Jacques-Alain Miller, Lire

3 août 2011 | août 2011 | Cut&Paste, jacques-alain miller, psychanalyse | , , , |

« … Et donc, tout bien pesé, j’ai choisi le titre suivant : lire un symptôme, to read a symptom. Ceux qui lisent Lacan ont sans doute ici reconnu un écho de son propos dans son écrit ‘Radiophonie’ que vous trouvez dans le recueil des Autres Écrits, page 428. Il souligne là que le juif est celui qui sait lire. C’est ce savoir lire qu’il s’agira d’interroger en Israël, le savoir lire dans la pratique de la psychanalyse. Je dirais tout de suite que le savoir lire, comme je l’entends, complète le bien dire, qui est devenu parmi nous un slogan. Je soutiendrais volontiers que le bien dire dans la psychanalyse n’est rien sans le savoir lire, que le bien dire propre à la psychanalyse se fonde sur le savoir lire. Si l’on s’en tient au bien dire, on n’atteint que la moitié de ce dont il s’agit. Bien dire et savoir lire sont du côté de l’analyste, c’est son apanage, mais au cours de l’expérience il s’agit que bien dire et savoir lire se transfèrent à l’analysant. En quelque sorte qu’il apprenne, hors de toute pédagogie, à bien dire et aussi à savoir lire. L’art de bien dire, c’est la définition de cette discipline traditionnelle qui s’appelle la rhétorique. Certainement la psychanalyse participe de la rhétorique, mais elle ne s’y réduit pas. Il me semble que c’est le savoir lire qui fait la différence. La psychanalyse n’est pas seulement affaire d’écoute, listening, elle est aussi affaire de lecture, reading. Dans le champ du langage sans doute la psychanalyse prend-elle son départ de la fonction de la parole mais elle la réfère à l’écriture. Il y a un écart entre parler et écrire, speaking and writing. C’est dans cet écart que la psychanalyse opère, c’est cette différence que la psychanalyse exploite.

[…]

Lire un symptôme […] consiste à sevrer le symptôme de sens.

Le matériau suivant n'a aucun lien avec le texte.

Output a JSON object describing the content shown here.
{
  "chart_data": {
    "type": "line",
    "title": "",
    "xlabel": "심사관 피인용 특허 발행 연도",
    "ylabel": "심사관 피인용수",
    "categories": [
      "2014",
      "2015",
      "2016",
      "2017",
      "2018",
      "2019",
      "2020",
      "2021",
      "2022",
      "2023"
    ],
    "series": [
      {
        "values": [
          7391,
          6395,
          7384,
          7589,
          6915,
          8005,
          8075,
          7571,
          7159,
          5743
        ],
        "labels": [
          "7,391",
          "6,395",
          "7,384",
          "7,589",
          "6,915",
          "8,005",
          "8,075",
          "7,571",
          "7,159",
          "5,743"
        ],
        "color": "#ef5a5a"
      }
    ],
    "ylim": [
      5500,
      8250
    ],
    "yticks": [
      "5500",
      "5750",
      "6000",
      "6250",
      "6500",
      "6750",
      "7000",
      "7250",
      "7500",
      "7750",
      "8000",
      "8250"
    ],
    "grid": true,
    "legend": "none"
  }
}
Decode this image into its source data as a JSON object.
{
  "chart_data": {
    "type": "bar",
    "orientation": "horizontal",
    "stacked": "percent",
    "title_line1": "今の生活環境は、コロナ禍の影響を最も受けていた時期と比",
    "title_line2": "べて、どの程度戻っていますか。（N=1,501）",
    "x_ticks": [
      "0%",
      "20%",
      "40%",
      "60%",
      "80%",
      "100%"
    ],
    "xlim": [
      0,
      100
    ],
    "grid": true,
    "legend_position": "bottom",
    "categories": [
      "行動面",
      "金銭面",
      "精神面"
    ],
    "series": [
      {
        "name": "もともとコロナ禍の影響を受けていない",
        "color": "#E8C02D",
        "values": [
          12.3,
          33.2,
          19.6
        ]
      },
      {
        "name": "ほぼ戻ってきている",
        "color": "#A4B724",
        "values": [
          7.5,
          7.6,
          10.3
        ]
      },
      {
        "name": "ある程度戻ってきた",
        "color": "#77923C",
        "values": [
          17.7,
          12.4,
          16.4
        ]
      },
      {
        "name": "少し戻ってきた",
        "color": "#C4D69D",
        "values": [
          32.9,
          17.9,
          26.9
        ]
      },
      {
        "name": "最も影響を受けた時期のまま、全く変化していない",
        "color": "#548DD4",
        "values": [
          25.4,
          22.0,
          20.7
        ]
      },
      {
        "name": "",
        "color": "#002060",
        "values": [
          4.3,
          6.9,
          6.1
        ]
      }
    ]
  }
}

C’est pourquoi d’ailleurs à l’appareil à interpréter de Freud – que Lacan lui-même avait formalisé, avait clarifié, c’est-à-dire le ternaire œdipien – Lacan a substitué un ternaire qui ne fait pas sens, celui du Réel, du Symbolique et de l’Imaginaire. Mais à déplacer l’interprétation du cadre œdipien vers le cadre borroméen, c’est le fonctionnement même de l’interprétation qui change et qui passe de l’écoute du sens à la lecture du hors-sens.

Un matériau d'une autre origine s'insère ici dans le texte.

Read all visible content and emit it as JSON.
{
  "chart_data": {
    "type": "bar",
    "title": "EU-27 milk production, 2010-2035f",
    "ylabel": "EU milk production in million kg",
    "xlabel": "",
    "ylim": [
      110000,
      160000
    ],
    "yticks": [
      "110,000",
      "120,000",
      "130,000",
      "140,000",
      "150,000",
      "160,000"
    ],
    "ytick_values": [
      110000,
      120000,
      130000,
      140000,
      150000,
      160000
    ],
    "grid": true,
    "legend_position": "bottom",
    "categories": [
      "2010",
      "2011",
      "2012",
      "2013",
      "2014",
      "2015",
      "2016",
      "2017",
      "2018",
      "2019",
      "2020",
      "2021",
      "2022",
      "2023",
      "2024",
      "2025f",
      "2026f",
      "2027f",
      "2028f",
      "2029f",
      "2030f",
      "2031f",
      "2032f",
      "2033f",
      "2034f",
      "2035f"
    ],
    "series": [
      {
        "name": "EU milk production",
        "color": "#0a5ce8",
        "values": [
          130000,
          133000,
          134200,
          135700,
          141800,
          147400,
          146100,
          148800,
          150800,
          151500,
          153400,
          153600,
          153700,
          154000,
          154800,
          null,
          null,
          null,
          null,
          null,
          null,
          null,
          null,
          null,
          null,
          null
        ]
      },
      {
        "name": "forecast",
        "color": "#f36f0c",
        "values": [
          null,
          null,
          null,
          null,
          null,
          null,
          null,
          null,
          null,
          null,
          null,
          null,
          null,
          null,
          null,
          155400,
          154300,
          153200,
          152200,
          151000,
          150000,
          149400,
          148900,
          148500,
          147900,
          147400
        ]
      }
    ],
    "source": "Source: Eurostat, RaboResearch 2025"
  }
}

Quand on dit que la psychanalyse est une affaire d’écoute, faut s’entendre, c’est le cas de le dire. Ce qu’on écoute en fait c’est toujours le sens, et le sens appelle le sens. Toute psychothérapie se tient à ce niveau-là. Ça débouche toujours en définitive sur ceci que c’est le patient qui doit écouter, écouter le thérapeute. Il s’agit au contraire d’explorer ce qu’est la psychanalyse et ce qu’elle peut au niveau proprement dit de la lecture, quand on prend de la distance avec la sémantique – là je vous renvoie aux indications précieuses qu’il y a sur cette lecture dans l’écrit de Lacan qui s’appelle « l’Etourdit » et que vous trouvez dans les Autres Ecrits page 491 et suivantes, sur les trois points de l’homophonie, de la grammaire et de la logique.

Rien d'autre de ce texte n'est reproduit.